Managing AWS ElastiCache with Terraform

AWS ElastiCache is a fully managed in-memory caching service supporting Redis and Memcached. This guide demonstrates how to set up and manage ElastiCache using Terraform.

Video Tutorial

Learn more about managing AWS ElastiCache with Terraform in this comprehensive video tutorial:

Prerequisites

AWS CLI configured with appropriate permissions
Terraform installed (version 1.0.0 or later)
Basic understanding of Redis/Memcached
VPC with private subnets

Project Structure

terraform-elasticache/
├── main.tf
├── variables.tf
├── outputs.tf
├── modules/
│   └── elasticache/
│       ├── main.tf
│       ├── variables.tf
│       └── outputs.tf
└── config/
    └── parameter-groups.json

ElastiCache Configuration

Create modules/elasticache/main.tf:

# Redis Cluster
resource "aws_elasticache_cluster" "redis" {
  cluster_id           = "${var.project_name}-redis"
  engine              = "redis"
  node_type           = var.node_type
  num_cache_nodes     = var.num_cache_nodes
  parameter_group_name = aws_elasticache_parameter_group.redis.name
  port                = 6379
  security_group_ids  = [aws_security_group.redis.id]
  subnet_group_name   = aws_elasticache_subnet_group.main.name

  snapshot_retention_limit = 7
  snapshot_window         = "00:00-05:00"
  maintenance_window      = "mon:05:00-mon:09:00"

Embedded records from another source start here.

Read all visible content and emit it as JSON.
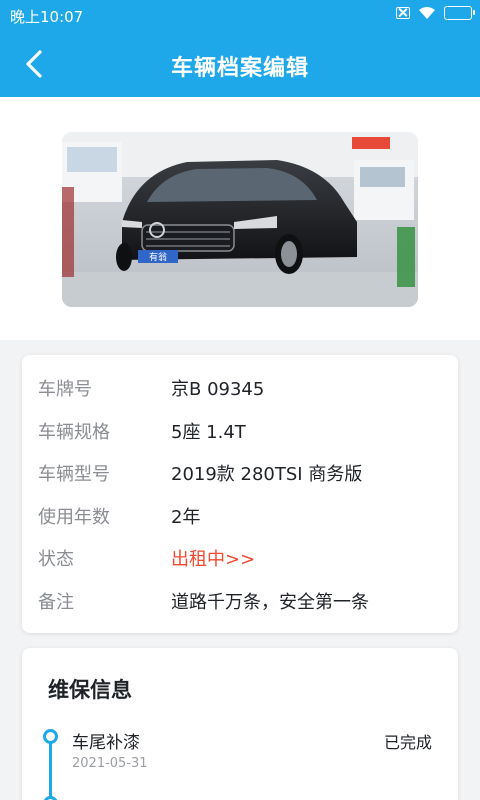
{
  "status_bar": {
    "time": "晚上10:07"
  },
  "nav": {
    "title": "车辆档案编辑"
  },
  "vehicle": {
    "photo_alt": "vehicle-photo",
    "plate_text": "有翁",
    "fields": [
      {
        "label": "车牌号",
        "value": "京B 09345"
      },
      {
        "label": "车辆规格",
        "value": "5座 1.4T"
      },
      {
        "label": "车辆型号",
        "value": "2019款 280TSI 商务版"
      },
      {
        "label": "使用年数",
        "value": "2年"
      },
      {
        "label": "状态",
        "value": "出租中>>"
      },
      {
        "label": "备注",
        "value": "道路千万条，安全第一条"
      }
    ]
  },
  "maintenance": {
    "title": "维保信息",
    "items": [
      {
        "name": "车尾补漆",
        "date": "2021-05-31",
        "status": "已完成"
      }
    ]
  },
  "colors": {
    "primary": "#1ea8ea",
    "status_red": "#f2492f"
  }
}
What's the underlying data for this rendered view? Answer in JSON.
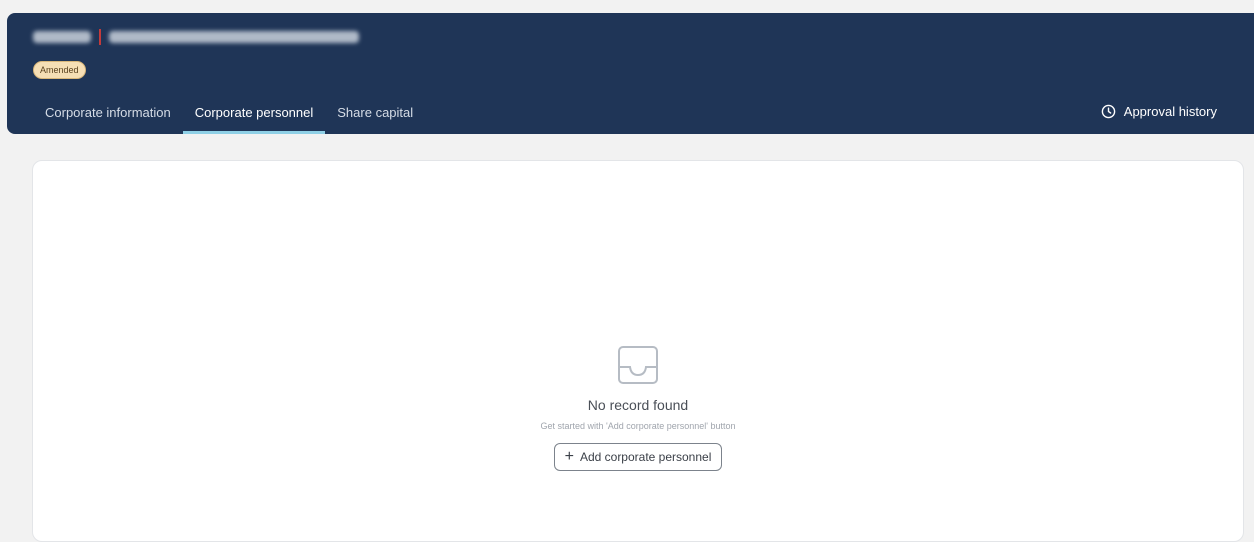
{
  "header": {
    "badge": "Amended",
    "tabs": [
      {
        "label": "Corporate information",
        "active": false
      },
      {
        "label": "Corporate personnel",
        "active": true
      },
      {
        "label": "Share capital",
        "active": false
      }
    ],
    "approval_history": "Approval history",
    "icons": {
      "approval": "clock-icon"
    }
  },
  "empty_state": {
    "icon": "inbox-icon",
    "title": "No record found",
    "subtitle": "Get started with 'Add corporate personnel' button",
    "button_label": "Add corporate personnel",
    "button_icon": "plus-icon"
  },
  "colors": {
    "header_bg": "#1f3557",
    "active_tab_underline": "#8fd0e6",
    "badge_bg": "#f6dfb5",
    "page_bg": "#f2f2f2"
  }
}
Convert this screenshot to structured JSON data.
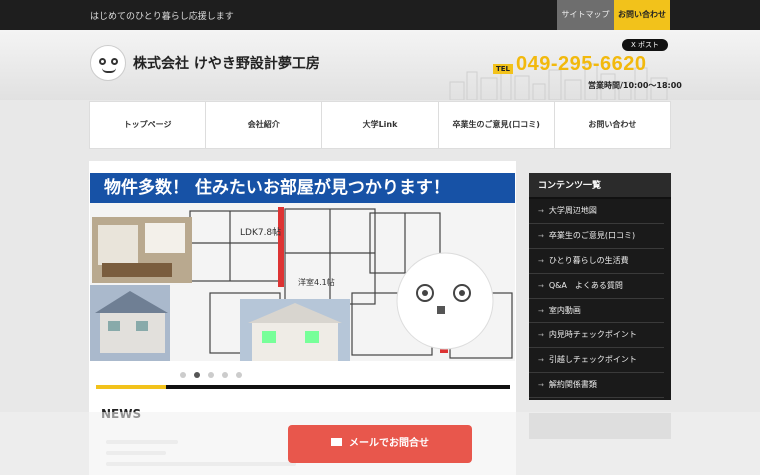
{
  "topbar": {
    "tagline": "はじめてのひとり暮らし応援します",
    "sitemap": "サイトマップ",
    "contact": "お問い合わせ"
  },
  "header": {
    "company": "株式会社 けやき野設計夢工房",
    "post": "X ポスト",
    "tel_label": "TEL",
    "tel": "049-295-6620",
    "hours": "営業時間/10:00～18:00"
  },
  "nav": {
    "items": [
      "トップページ",
      "会社紹介",
      "大学Link",
      "卒業生のご意見(口コミ)",
      "お問い合わせ"
    ]
  },
  "slider": {
    "banner": "物件多数！ 住みたいお部屋が見つかります！",
    "active_slide": 2,
    "slide_count": 5
  },
  "news": {
    "title": "NEWS"
  },
  "sidebar": {
    "title": "コンテンツ一覧",
    "items": [
      "大学周辺地図",
      "卒業生のご意見(口コミ)",
      "ひとり暮らしの生活費",
      "Q&A　よくある質問",
      "室内動画",
      "内見時チェックポイント",
      "引越しチェックポイント",
      "解約関係書類"
    ]
  },
  "mail_button": {
    "label": "メールでお問合せ"
  },
  "colors": {
    "accent": "#f2c21b",
    "banner": "#1752a6",
    "mail": "#e8574c"
  }
}
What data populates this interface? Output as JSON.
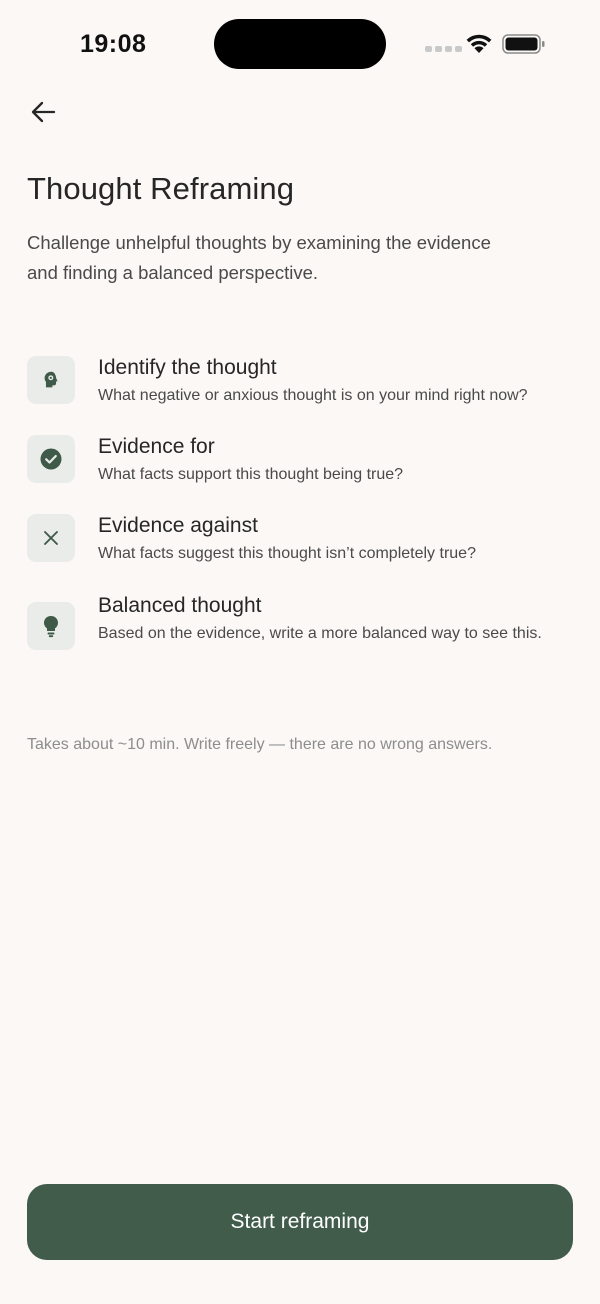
{
  "status_bar": {
    "time": "19:08"
  },
  "header": {
    "back_icon": "arrow-left-icon",
    "title": "Thought Reframing",
    "subtitle": "Challenge unhelpful thoughts by examining the evidence and finding a balanced perspective."
  },
  "steps": [
    {
      "icon": "head-gear-icon",
      "title": "Identify the thought",
      "description": "What negative or anxious thought is on your mind right now?"
    },
    {
      "icon": "check-circle-icon",
      "title": "Evidence for",
      "description": "What facts support this thought being true?"
    },
    {
      "icon": "close-icon",
      "title": "Evidence against",
      "description": "What facts suggest this thought isn’t completely true?"
    },
    {
      "icon": "lightbulb-icon",
      "title": "Balanced thought",
      "description": "Based on the evidence, write a more balanced way to see this."
    }
  ],
  "footnote": "Takes about ~10 min. Write freely — there are no wrong answers.",
  "cta": {
    "label": "Start reframing"
  },
  "colors": {
    "background": "#fbf8f6",
    "accent": "#415c4b",
    "icon_tile": "#eaecea",
    "muted_text": "#8d8d8d"
  }
}
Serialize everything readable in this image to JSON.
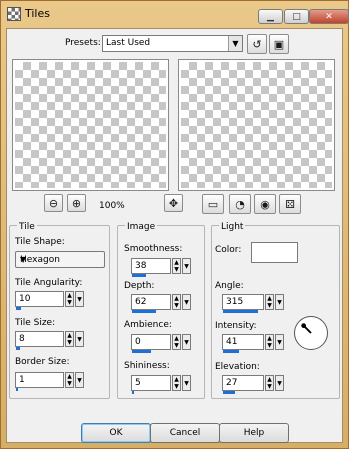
{
  "window": {
    "title": "Tiles"
  },
  "titlebar": {
    "minimize": "▁",
    "maximize": "□",
    "close": "✕"
  },
  "presets": {
    "label": "Presets:",
    "value": "Last Used"
  },
  "zoom": {
    "level": "100%"
  },
  "tile": {
    "group_title": "Tile",
    "shape_label": "Tile Shape:",
    "shape_value": "Hexagon",
    "angularity_label": "Tile Angularity:",
    "angularity_value": "10",
    "angularity_fraction": 0.1,
    "size_label": "Tile Size:",
    "size_value": "8",
    "size_fraction": 0.08,
    "border_label": "Border Size:",
    "border_value": "1",
    "border_fraction": 0.05
  },
  "image": {
    "group_title": "Image",
    "smoothness_label": "Smoothness:",
    "smoothness_value": "38",
    "smoothness_fraction": 0.38,
    "depth_label": "Depth:",
    "depth_value": "62",
    "depth_fraction": 0.62,
    "ambience_label": "Ambience:",
    "ambience_value": "0",
    "ambience_fraction": 0.5,
    "shininess_label": "Shininess:",
    "shininess_value": "5",
    "shininess_fraction": 0.05
  },
  "light": {
    "group_title": "Light",
    "color_label": "Color:",
    "color_value": "#ffffff",
    "angle_label": "Angle:",
    "angle_value": "315",
    "angle_fraction": 0.875,
    "intensity_label": "Intensity:",
    "intensity_value": "41",
    "intensity_fraction": 0.41,
    "elevation_label": "Elevation:",
    "elevation_value": "27",
    "elevation_fraction": 0.3
  },
  "buttons": {
    "ok": "OK",
    "cancel": "Cancel",
    "help": "Help"
  },
  "icons": {
    "zoom_out": "zoom-out-icon",
    "zoom_in": "zoom-in-icon",
    "pan": "pan-icon",
    "proof": "proof-icon",
    "randomize": "randomize-icon",
    "save_preset": "save-preset-icon",
    "reset": "reset-icon"
  },
  "colors": {
    "accent": "#1e6fd6",
    "frame": "#d6ae66"
  }
}
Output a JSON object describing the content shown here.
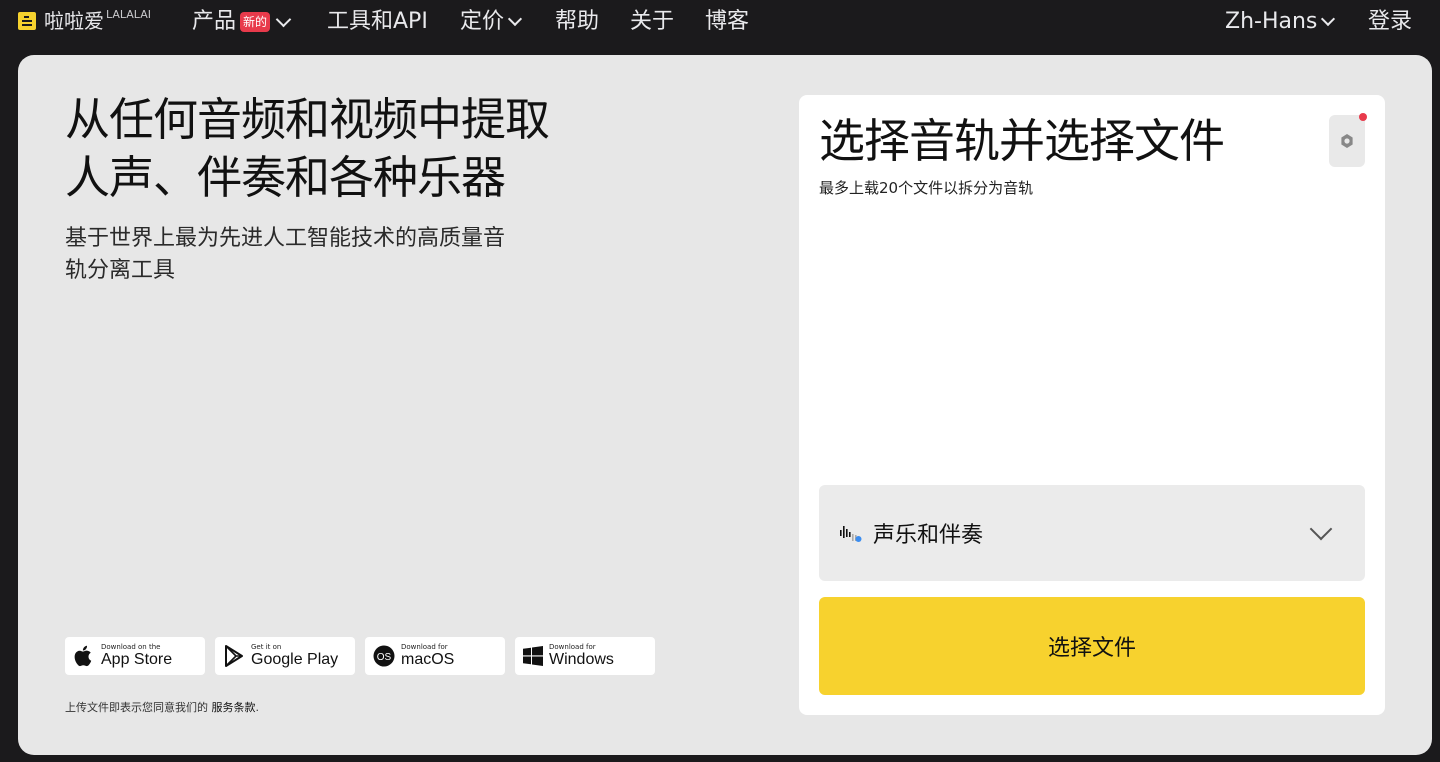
{
  "nav": {
    "logo_text": "啦啦爱",
    "logo_sup": "LALALAI",
    "products": "产品",
    "new_badge": "新的",
    "tools_api": "工具和API",
    "pricing": "定价",
    "help": "帮助",
    "about": "关于",
    "blog": "博客",
    "language": "Zh-Hans",
    "login": "登录"
  },
  "hero": {
    "title_line1": "从任何音频和视频中提取",
    "title_line2": "人声、伴奏和各种乐器",
    "subtitle_line1": "基于世界上最为先进人工智能技术的高质量音",
    "subtitle_line2": "轨分离工具"
  },
  "stores": [
    {
      "small": "Download on the",
      "big": "App Store",
      "icon": "apple-icon"
    },
    {
      "small": "Get it on",
      "big": "Google Play",
      "icon": "google-play-icon"
    },
    {
      "small": "Download for",
      "big": "macOS",
      "icon": "macos-icon"
    },
    {
      "small": "Download for",
      "big": "Windows",
      "icon": "windows-icon"
    }
  ],
  "terms": {
    "text": "上传文件即表示您同意我们的 ",
    "link": "服务条款",
    "end": "."
  },
  "upload": {
    "title": "选择音轨并选择文件",
    "subtitle": "最多上载20个文件以拆分为音轨",
    "stem_selected": "声乐和伴奏",
    "choose_button": "选择文件"
  },
  "colors": {
    "nav_bg": "#1b1a1c",
    "panel_bg": "#e7e7e7",
    "accent_yellow": "#f7d22e",
    "badge_red": "#e83a4b"
  }
}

  auto_minor_version_upgrade = true
  apply_immediately         = false

  notification_topic_arn = aws_sns_topic.redis.arn

  tags = merge(
    var.tags,
    {
      Name = "${var.project_name}-redis"
    }
  )
}

# Redis Replication Group
resource "aws_elasticache_replication_group" "redis" {
  replication_group_id          = "${var.project_name}-redis-rep"
  replication_group_description = "Redis replication group"
  node_type                     = var.node_type
  port                         = 6379
  parameter_group_name          = aws_elasticache_parameter_group.redis.name
  automatic_failover_enabled    = true
  multi_az_enabled             = true
  subnet_group_name            = aws_elasticache_subnet_group.main.name
  security_group_ids           = [aws_security_group.redis.id]

  cluster_mode {
    replicas_per_node_group = 1
    num_node_groups         = 2
  }

  snapshot_retention_limit = 7
  snapshot_window         = "00:00-05:00"
  maintenance_window      = "mon:05:00-mon:09:00"

  auto_minor_version_upgrade = true
  apply_immediately         = false

  notification_topic_arn = aws_sns_topic.redis.arn

  tags = merge(
    var.tags,
    {
      Name = "${var.project_name}-redis-rep"
    }
  )
}

# Memcached Cluster
resource "aws_elasticache_cluster" "memcached" {
  cluster_id           = "${var.project_name}-memcached"
  engine              = "memcached"
  node_type           = var.node_type
  num_cache_nodes     = var.num_cache_nodes
  parameter_group_name = aws_elasticache_parameter_group.memcached.name
  port                = 11211
  security_group_ids  = [aws_security_group.memcached.id]
  subnet_group_name   = aws_elasticache_subnet_group.main.name

  az_mode             = "cross-az"
  preferred_availability_zones = var.availability_zones

  maintenance_window = "mon:05:00-mon:09:00"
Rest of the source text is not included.